This week, a major part of it was making sure parts worked together and getting ready for the Demos. I made some improvements to the CV system which had included splitting detection into multiple parts. There is now detection after the camera captures an image on the Pi. This includes a region identification for the entire Flexyboard which shows up on the image in a green grid, there is also detection for the subpart which shows up in a yellow grid (and also lays out the 64 squares). Upon improving this system this week, I had also worked on the communication between the Pi and the STM32. The Pi can now send commands to the STM32 as well as move coordinates such as 0,0 -> 7,7 (this system would be useful for chess and checkers but we would need a more precise variant for parcheesi). The upcoming week I plan to move the CV instead of using the 64 squares for chess and checker to feed output move data detection by where it is proportional to the overall board, this will make this system work better for parcheesi. I will also plan by next week to implement the software algorithm to detect if pieces need to be moved out of the way before making a piece move and then moved back. I plan to do this by detecting how many squares have pieces in the way and calculating the minimal amount of pieces that need to be displaced for a piece to make its move (it could be blocked).
Here is an image of the current output:

Extra Question:
In particular, how will you analyze the anticipated measured results to verify your contribution to the project meets the engineering design requirements or the use case requirements?

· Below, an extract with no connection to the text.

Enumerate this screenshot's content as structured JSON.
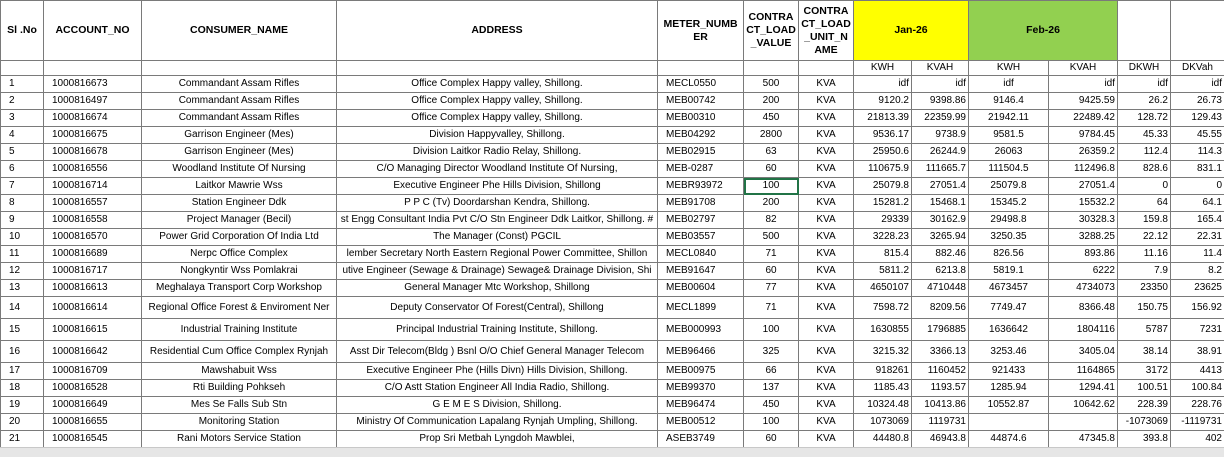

For theĀ verification part of this, I am focusing on the computer vision (CV) and board state detection subsystem, along with the Pi to STM32 move-command interface. The main requirement for my subsystem is that it correctly detects board state changes and produces accurate move outputs reliably enough for the full FlexyBoard system to function. In our design requirements, one of the main targets is at least 95% correct move detection accuracy, so my verification testing is centered around measuring whether that threshold is met.

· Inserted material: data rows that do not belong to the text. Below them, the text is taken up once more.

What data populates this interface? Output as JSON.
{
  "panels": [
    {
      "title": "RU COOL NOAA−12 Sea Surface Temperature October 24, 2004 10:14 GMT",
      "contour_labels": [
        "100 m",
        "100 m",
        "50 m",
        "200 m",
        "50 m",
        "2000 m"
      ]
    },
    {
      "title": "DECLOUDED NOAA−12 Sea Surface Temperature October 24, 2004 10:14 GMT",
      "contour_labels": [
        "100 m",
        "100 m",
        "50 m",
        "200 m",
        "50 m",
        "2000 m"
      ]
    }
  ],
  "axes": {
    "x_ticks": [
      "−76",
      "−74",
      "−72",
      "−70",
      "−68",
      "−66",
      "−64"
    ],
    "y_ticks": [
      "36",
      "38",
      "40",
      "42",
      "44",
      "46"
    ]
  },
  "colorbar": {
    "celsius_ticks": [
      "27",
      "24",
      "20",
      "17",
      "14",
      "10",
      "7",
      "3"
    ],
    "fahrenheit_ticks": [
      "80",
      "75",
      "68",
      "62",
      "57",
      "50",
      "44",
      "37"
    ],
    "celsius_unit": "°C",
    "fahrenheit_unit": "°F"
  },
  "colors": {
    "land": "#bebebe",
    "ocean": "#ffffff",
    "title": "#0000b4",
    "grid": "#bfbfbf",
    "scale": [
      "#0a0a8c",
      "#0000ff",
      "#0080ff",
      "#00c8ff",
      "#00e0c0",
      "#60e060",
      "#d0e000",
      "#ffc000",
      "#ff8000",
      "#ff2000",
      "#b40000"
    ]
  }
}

To verify this, I will run repeated trials in checkers first, since that game is currently the most functional, and then expand to chess and Parcheesi as the detection method becomes more generalized. For checkers, I will play full games while recording, for every turn:
- the true move made on the board
- the move output predicted by the CV system
- whether the detected move was correct
- whether the board region and square grid were identified correctly
- any failure type, such as missed detection, incorrect source square, incorrect destination square, or piece visibility issue
From these trials, I will compute the following metrics to help quantify the system’s abilities:
- move detection accuracy = number of correct detected moves / total moves tested
- source-square accuracy
- destination-square accuracy
- board localization success rate
- failure frequency by category
I will run enough total moves across multiple games to create a meaningful sample size rather than relying on one short trial. I will compare the final measured accuracy against the 95% design requirement. If the measured value is below that threshold, I will use the logged failure categories to determine the main causes of error, such as poor contrast between black pieces and dark squares, imperfect region detection, or square-mapping issues.

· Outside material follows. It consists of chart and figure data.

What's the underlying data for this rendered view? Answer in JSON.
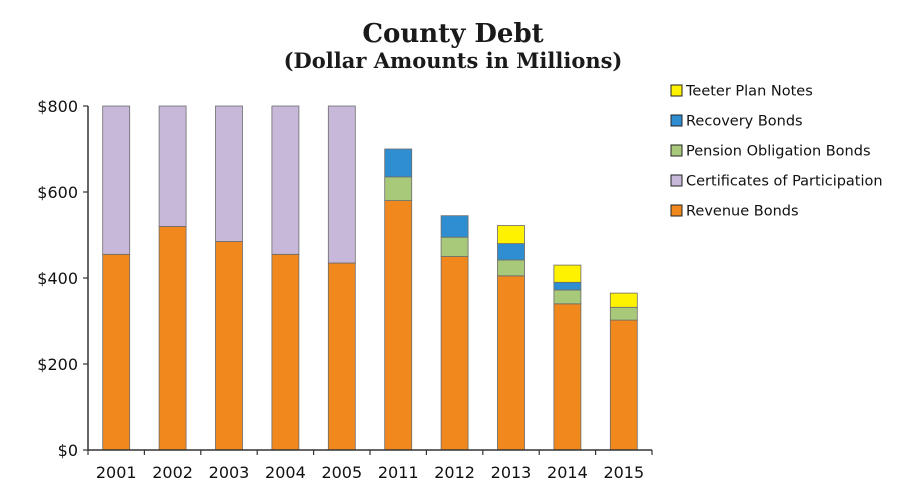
{
  "chart_data": {
    "type": "bar",
    "stacked": true,
    "title": "County Debt",
    "subtitle": "(Dollar Amounts in Millions)",
    "xlabel": "",
    "ylabel": "",
    "ylim": [
      0,
      800
    ],
    "yticks": [
      0,
      200,
      400,
      600,
      800
    ],
    "ytick_labels": [
      "$0",
      "$200",
      "$400",
      "$600",
      "$800"
    ],
    "grid": false,
    "legend_position": "right",
    "categories": [
      "2001",
      "2002",
      "2003",
      "2004",
      "2005",
      "2011",
      "2012",
      "2013",
      "2014",
      "2015"
    ],
    "series": [
      {
        "name": "Revenue Bonds",
        "color": "#F0881E",
        "values": [
          455,
          520,
          485,
          455,
          435,
          580,
          450,
          405,
          340,
          302
        ]
      },
      {
        "name": "Certificates of Participation",
        "color": "#C7B8DA",
        "values": [
          345,
          280,
          315,
          345,
          365,
          0,
          0,
          0,
          0,
          0
        ]
      },
      {
        "name": "Pension Obligation Bonds",
        "color": "#A9C97A",
        "values": [
          0,
          0,
          0,
          0,
          0,
          55,
          45,
          37,
          32,
          30
        ]
      },
      {
        "name": "Recovery Bonds",
        "color": "#2E8ED1",
        "values": [
          0,
          0,
          0,
          0,
          0,
          65,
          50,
          38,
          18,
          0
        ]
      },
      {
        "name": "Teeter Plan Notes",
        "color": "#FFF200",
        "values": [
          0,
          0,
          0,
          0,
          0,
          0,
          0,
          42,
          40,
          33
        ]
      }
    ],
    "legend_order": [
      "Teeter Plan Notes",
      "Recovery Bonds",
      "Pension Obligation Bonds",
      "Certificates of Participation",
      "Revenue Bonds"
    ]
  }
}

For the Pi to the STM32 communication portion, I will verify that coordinate commands sent by the Pi are received correctly by the STM32 by testing known coordinate pairs and confirming that the expected command is executed. I will record whether each transmitted move matches the commanded move and compute a command transmission success rate. This will verify that the communication subsystem is working reliably enough for integration into the larger project.
These measured results will be analyzed directly against the design requirements which we laid out int he design doc: if move detection accuracy is at least 95%, region detection is stable, and coordinate commands are transmitted correctly and consistently, then my subsystem can be considered verified for its intended role in the project.